Cobram Estate Olives (ASX:CBO) has signed a binding agreement to acquire California Olive Ranch, the leading producer and marketer of Californian extra virgin olive oil.
The acquisition nearly doubles CBO’s Californian olive-growing footprint and strengthens its presence in the US market.
COR operates a vertically integrated business, managing 1,870 hectares of groves in California, supplemented by over 2,500 hectares of contracted third-party groves.
It owns a modern olive mill, storage, bottling, and warehouse facilities, and markets two premium EVOO brands, including California Olive Ranch, the top-selling Californian EVOO in the United States.
COR is forecast to generate US$150 million in net revenue and US$16 million in EBITDA in FY2026 (pre-synergies).
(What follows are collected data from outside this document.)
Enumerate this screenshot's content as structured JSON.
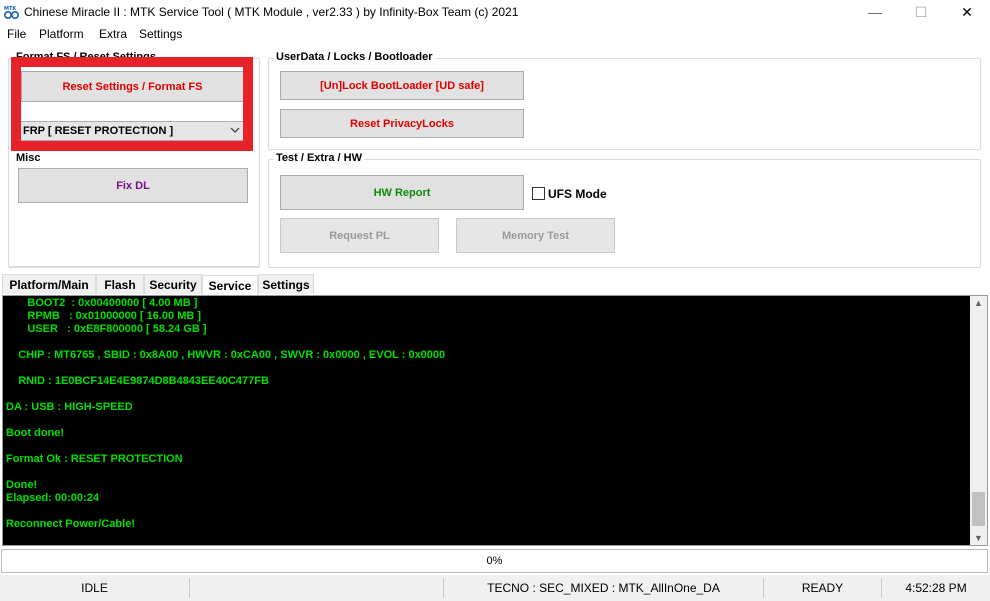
{
  "window": {
    "title": "Chinese Miracle II : MTK Service Tool ( MTK Module , ver2.33  ) by Infinity-Box Team (c) 2021",
    "minimize": "—",
    "maximize": "☐",
    "close": "✕"
  },
  "menu": [
    "File",
    "Platform",
    "Extra",
    "Settings"
  ],
  "format_group": {
    "title": "Format FS / Reset Settings",
    "reset_button": "Reset Settings / Format FS",
    "combo_value": "FRP [ RESET PROTECTION ]"
  },
  "misc_group": {
    "title": "Misc",
    "fix_dl_button": "Fix DL"
  },
  "userdata_group": {
    "title": "UserData /  Locks  / Bootloader",
    "unlock_button": "[Un]Lock BootLoader [UD safe]",
    "privacy_button": "Reset PrivacyLocks"
  },
  "test_group": {
    "title": "Test / Extra / HW",
    "hw_report_button": "HW Report",
    "ufs_mode_label": "UFS Mode",
    "ufs_mode_checked": false,
    "request_pl_button": "Request PL",
    "memory_test_button": "Memory Test"
  },
  "tabs": [
    "Platform/Main",
    "Flash",
    "Security",
    "Service",
    "Settings"
  ],
  "active_tab": "Service",
  "console": {
    "lines": [
      "       BOOT2  : 0x00400000 [ 4.00 MB ]",
      "       RPMB   : 0x01000000 [ 16.00 MB ]",
      "       USER   : 0xE8F800000 [ 58.24 GB ]",
      "",
      "    CHIP : MT6765 , SBID : 0x8A00 , HWVR : 0xCA00 , SWVR : 0x0000 , EVOL : 0x0000",
      "",
      "    RNID : 1E0BCF14E4E9874D8B4843EE40C477FB",
      "",
      "DA : USB : HIGH-SPEED",
      "",
      "Boot done!",
      "",
      "Format Ok : RESET PROTECTION",
      "",
      "Done!",
      "Elapsed: 00:00:24",
      "",
      "Reconnect Power/Cable!"
    ],
    "text_color": "#00e000"
  },
  "progress": {
    "label": "0%",
    "value": 0
  },
  "status": {
    "state": "IDLE",
    "device": "TECNO : SEC_MIXED : MTK_AllInOne_DA",
    "ready": "READY",
    "time": "4:52:28 PM"
  },
  "colors": {
    "highlight_frame": "#e8222b",
    "red_text": "#e00000",
    "green_text": "#0c8a0c",
    "purple_text": "#7b0e8e"
  }
}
CBO expects synergies of US$12 million in FY2027, increasing to over US$20 million annually by FY2030, through improved yields, lower grove costs, and operational efficiencies.
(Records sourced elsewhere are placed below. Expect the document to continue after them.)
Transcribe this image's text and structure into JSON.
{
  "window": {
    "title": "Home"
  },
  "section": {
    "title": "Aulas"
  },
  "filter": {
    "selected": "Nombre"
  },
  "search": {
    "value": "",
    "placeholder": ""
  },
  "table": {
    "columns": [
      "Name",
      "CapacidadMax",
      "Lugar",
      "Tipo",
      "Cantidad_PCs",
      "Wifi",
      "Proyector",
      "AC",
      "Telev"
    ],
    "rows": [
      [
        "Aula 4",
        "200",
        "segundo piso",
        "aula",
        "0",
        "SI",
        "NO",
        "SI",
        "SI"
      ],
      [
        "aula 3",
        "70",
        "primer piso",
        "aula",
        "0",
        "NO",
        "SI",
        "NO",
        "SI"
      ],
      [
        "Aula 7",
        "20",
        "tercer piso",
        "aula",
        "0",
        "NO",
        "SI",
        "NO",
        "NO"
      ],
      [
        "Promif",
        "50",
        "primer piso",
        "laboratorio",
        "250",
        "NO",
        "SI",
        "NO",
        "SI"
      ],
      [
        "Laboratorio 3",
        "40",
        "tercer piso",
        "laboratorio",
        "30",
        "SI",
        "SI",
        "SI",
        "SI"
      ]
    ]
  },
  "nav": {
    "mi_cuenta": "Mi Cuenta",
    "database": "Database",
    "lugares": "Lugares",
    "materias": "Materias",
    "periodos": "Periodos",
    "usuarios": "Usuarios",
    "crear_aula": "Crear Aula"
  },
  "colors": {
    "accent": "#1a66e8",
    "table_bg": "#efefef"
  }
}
The total consideration is US$173.5 million, including cash (US$88.5 million), vendor notes (US$70 million), and an earn-out (US$15 million).
The deal is projected to be around 9% EPS accretive from FY27.
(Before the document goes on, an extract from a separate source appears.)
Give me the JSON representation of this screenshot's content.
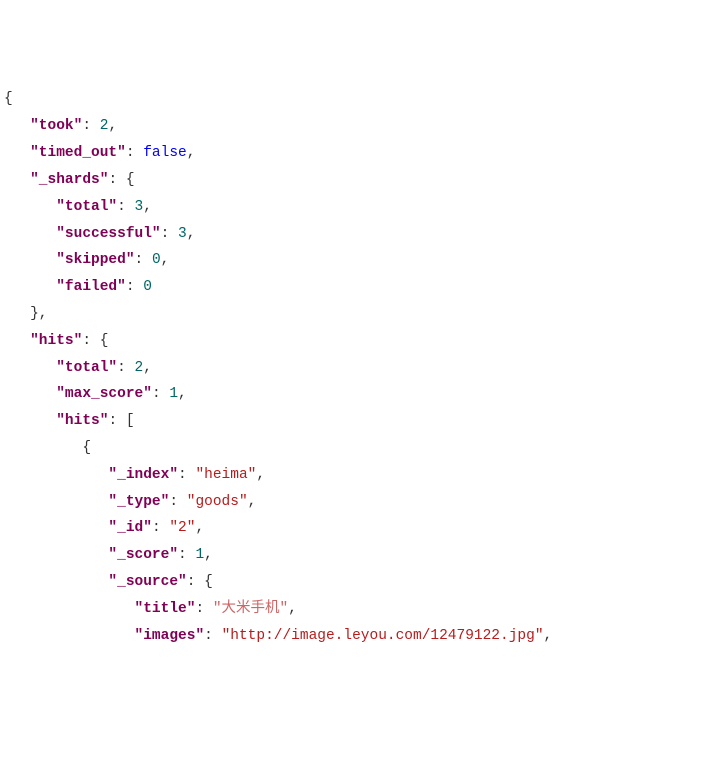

CBO also completed its FY26 Californian harvest, securing 3.8 million litres of olive oil—27% higher than last year.
Production from CBO-owned groves accounted for 31% of total output, up from 23% in FY25, supported by its Oliv.iQ system.
In Australia, Cobram Estate remains on track for revenue growth despite higher water costs and a slightly lower-yielding crop. First-half packaged goods sales are expected to be broadly in line with last year.